The clinical feasibility of artificial intelligence (AI)-based electrocardiography (ECG) analysis for predicting obstructive coronary artery disease (CAD) has not been sufficiently validated in patients with stable angina, especially in large sample sizes. A deep learning framework for quantitative ECG (QCG) analysis was trained and internally tested to derive risk scores (0–100) for obstructive CAD (QCGObstCAD) and extensive CAD (QCGExtCAD) using 50,756 ECG images from 21,866 patients who underwent coronary artery evaluation for chest pain (invasive coronary or computed tomography angiography). External validation was performed in 4,517 patients with stable angina who underwent coronary imaging to identify obstructive CAD. QCGObstCAD and QCGExtCAD scores were significantly increased in the presence of obstructive and extensive CAD (all p < 0.001), and with increasing degrees of stenosis and disease burden, respectively (all ptrend < 0.001). In internal and external tests, QCGObstCAD exhibited good predictive ability for obstructive CAD (area under the curve [AUC], 0.781 and 0.731, respectively) and severe obstructive CAD (AUC, 0.780 and 0.786, respectively), and QCGExtCAD exhibited good predictive ability for extensive CAD (AUC, 0.689 and 0.784). In the external test, QCGObstCAD and QCGExtCAD scores demonstrated independent and incremental predictive value for obstructive and extensive CAD, respectively, over that with conventional clinical risk factors. QCG scores demonstrated significant associations with lesion characteristics, such as the fractional flow reserve, coronary calcification score, and total plaque volume. AI-based QCG analysis for predicting obstructive CAD in patients with stable angina, including those with severe stenosis and multivessel disease, is feasible.

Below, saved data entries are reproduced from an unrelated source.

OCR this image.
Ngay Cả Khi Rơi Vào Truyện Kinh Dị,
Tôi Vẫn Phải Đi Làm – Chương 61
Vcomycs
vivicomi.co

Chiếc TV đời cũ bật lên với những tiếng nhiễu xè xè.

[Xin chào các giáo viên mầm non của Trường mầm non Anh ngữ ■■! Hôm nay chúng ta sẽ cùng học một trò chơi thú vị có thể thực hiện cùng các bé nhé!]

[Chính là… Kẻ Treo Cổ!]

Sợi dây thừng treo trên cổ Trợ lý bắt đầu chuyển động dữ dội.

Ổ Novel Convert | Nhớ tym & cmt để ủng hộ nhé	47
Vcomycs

人工智能增强心电图分析是预测稳定型心绞痛患者阻塞性冠状动脉疾病的有效工具
基于人工智能(AI)的心电图(ECG)分析预测阻塞性冠状动脉疾病(CAD)的临床可行性尚未在稳定型心绞痛患者中得到充分验证,尤其是在大样本量中。 我们对定量心电图(QCG)分析的深度学习框架进行了训练和内部测试,利用来自 21866 名因胸痛接受冠状动脉评估(有创冠状动脉造影或计算机断层扫描)的患者的 50756 张心电图图像,得出了阻塞性冠状动脉疾病(QCGObstCAD)和广泛性冠状动脉疾病(QCGExtCAD)的风险评分(0-100)。外部验证在 4517 名稳定型心绞痛患者中进行,这些患者接受了冠状动脉成像检查,以确定阻塞性 CAD。 QCGObstCAD 和 QCGExtCAD 评分在存在阻塞性和广泛性 CAD 时显著增加(均 p <0.001),并分别随着狭窄程度和疾病负担的增加而增加(均 ptrend <0.001)。在内部和外部测试中,QCGObstCAD 对阻塞性 CAD(曲线下面积 [AUC],分别为 0.781 和 0.731)和严重阻塞性 CAD(AUC,分别为 0.780 和 0.786)具有良好的预测能力,QCGExtCAD 对广泛 CAD(AUC,0.689 和 0.784)具有良好的预测能力。在外部测试中,QCGObstCAD 和 QCGExtCAD 评分对阻塞性和广泛性 CAD 的预测价值分别高于传统的临床风险因素。QCG 评分与部分血流储备、冠状动脉钙化评分和斑块总体积等病变特征有显著关联。 基于人工智能的 QCG 分析可以预测稳定型心绞痛患者(包括严重狭窄和多血管疾病患者)的阻塞性 CAD。
本文章由计算机程序翻译,如有差异,请以英文原文为准。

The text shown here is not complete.